Sarıklı devrimci bu yiğit adam İngiltere’deki Muhbir’deki yazıları, sonra da Fransa’da yayınladığı Ulum’daki incelemeleriyle Türkiye’nin gündemine şu ana huşuları yerleştirmiştir;
a) İslam dini ve inançları toplumsal açıdan anayasal bir yönetime aykırı değildir.
b) İslam’da gerçek anlamı ile verasete dayalı bir hilafet yoktur. Kamusal seçim cumhur yolu ile açıktır.
c)Türkiye’de parlamentoya dayalı bir anayasal düzen kurulurken yasama, vergileme, yürütme erkleri de halk katılımı ile kullanılmalıdır.
d)Eğitimde köklü yenilikler yapılırken, İslam’da İbadette Türkçe olmalıdır. Kuran ve namaz süreleri, Türkçe olarak okunmalıdır.
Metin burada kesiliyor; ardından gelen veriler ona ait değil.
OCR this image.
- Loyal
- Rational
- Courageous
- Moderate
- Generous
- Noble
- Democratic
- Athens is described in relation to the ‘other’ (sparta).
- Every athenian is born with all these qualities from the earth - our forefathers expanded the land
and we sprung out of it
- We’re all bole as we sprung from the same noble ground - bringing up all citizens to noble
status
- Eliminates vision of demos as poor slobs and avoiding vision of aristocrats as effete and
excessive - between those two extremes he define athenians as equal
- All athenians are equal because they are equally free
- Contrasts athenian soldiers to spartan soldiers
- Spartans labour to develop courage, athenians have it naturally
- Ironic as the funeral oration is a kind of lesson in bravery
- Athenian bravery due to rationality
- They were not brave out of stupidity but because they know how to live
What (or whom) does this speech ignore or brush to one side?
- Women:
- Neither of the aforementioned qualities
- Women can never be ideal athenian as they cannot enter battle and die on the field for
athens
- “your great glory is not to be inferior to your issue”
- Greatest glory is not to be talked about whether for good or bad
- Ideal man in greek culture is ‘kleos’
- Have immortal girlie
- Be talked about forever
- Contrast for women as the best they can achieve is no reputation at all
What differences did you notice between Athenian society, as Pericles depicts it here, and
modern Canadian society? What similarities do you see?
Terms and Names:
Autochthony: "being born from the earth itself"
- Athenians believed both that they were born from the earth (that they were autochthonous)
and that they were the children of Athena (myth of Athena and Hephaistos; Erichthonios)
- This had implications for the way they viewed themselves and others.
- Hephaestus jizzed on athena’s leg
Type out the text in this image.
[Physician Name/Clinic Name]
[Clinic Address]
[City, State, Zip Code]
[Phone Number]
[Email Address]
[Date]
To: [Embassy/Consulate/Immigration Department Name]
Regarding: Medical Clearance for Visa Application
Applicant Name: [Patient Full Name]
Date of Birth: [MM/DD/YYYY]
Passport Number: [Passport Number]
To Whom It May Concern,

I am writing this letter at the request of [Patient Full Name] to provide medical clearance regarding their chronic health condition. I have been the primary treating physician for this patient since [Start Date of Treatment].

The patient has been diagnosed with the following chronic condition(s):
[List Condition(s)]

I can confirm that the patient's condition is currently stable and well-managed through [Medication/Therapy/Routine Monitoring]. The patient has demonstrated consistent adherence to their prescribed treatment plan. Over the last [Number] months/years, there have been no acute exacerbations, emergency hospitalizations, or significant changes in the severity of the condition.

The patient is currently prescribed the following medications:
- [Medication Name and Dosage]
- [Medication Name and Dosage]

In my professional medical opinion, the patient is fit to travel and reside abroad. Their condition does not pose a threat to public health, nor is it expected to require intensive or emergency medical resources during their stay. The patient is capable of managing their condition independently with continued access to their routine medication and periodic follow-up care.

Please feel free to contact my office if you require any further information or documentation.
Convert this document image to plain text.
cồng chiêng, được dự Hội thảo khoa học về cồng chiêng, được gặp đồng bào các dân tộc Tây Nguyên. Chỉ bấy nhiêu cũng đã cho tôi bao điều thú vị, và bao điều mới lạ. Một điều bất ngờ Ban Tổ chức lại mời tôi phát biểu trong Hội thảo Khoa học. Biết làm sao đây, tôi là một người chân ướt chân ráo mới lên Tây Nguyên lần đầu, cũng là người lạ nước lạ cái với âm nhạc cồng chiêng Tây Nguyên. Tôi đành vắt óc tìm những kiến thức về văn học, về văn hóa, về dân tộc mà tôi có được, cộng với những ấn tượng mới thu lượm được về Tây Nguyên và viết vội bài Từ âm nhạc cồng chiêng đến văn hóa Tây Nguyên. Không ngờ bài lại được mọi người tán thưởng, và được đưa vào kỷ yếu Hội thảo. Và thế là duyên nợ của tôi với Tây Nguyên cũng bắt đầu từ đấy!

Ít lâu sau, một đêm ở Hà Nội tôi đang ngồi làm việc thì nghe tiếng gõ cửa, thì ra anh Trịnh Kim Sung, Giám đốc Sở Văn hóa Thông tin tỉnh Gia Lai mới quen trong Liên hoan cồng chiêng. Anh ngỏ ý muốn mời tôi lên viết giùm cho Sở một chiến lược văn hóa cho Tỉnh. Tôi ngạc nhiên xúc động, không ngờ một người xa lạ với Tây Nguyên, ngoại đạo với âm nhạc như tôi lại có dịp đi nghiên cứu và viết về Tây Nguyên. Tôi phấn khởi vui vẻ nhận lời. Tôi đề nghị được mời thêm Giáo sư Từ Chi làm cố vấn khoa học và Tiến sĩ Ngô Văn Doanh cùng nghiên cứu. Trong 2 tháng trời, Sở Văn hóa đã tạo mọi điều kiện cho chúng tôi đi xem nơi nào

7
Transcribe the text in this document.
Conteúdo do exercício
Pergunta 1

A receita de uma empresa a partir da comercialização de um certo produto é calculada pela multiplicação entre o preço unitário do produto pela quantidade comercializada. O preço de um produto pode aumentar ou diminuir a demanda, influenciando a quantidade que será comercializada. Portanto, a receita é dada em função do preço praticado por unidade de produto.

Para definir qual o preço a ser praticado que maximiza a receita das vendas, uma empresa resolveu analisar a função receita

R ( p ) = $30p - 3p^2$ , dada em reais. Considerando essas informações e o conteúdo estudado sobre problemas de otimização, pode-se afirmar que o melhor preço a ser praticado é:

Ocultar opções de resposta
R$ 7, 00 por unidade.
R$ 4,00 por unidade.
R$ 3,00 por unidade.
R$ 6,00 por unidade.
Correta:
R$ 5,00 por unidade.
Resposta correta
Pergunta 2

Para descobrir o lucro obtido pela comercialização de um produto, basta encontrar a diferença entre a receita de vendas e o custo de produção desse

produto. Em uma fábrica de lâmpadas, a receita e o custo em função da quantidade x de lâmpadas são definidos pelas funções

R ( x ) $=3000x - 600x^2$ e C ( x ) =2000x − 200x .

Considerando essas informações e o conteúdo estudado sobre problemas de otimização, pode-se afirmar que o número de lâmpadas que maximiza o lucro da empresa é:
Ali Suavi, Türkiye’ye döndükten sonra da inançlarını aynı keskinlikle savunacak ve sonunda II. Abdülhamid’e karşı, yenilikçi modernistlerin umutlarını bağladıkları hasta eski sultan Murad’ı kurtarmak amacı ile bir grup göçmenle Çırağan Sarayını basmaya çalışırken (Mayıs 1878), zaptiye sopaları altında kafası parçalanarak hayatını kaybedecekti. Mithat Cemal Kuntay, yazdığı Sarıklı İhtilalci Ali Suavi kitabında "İstanbul'da ilk sivil ihtilalin ilk şehidi olan Suavi'dir. Suavi, medeni kahramanlık tabirini, Türkçe’ye, kendi kanıyla tercüme etti. Bu ölümün destanını, şiirin büyük sesine bırakıyorum. Benim yazdığım, vesikaların Suavi’sidir." diyordu.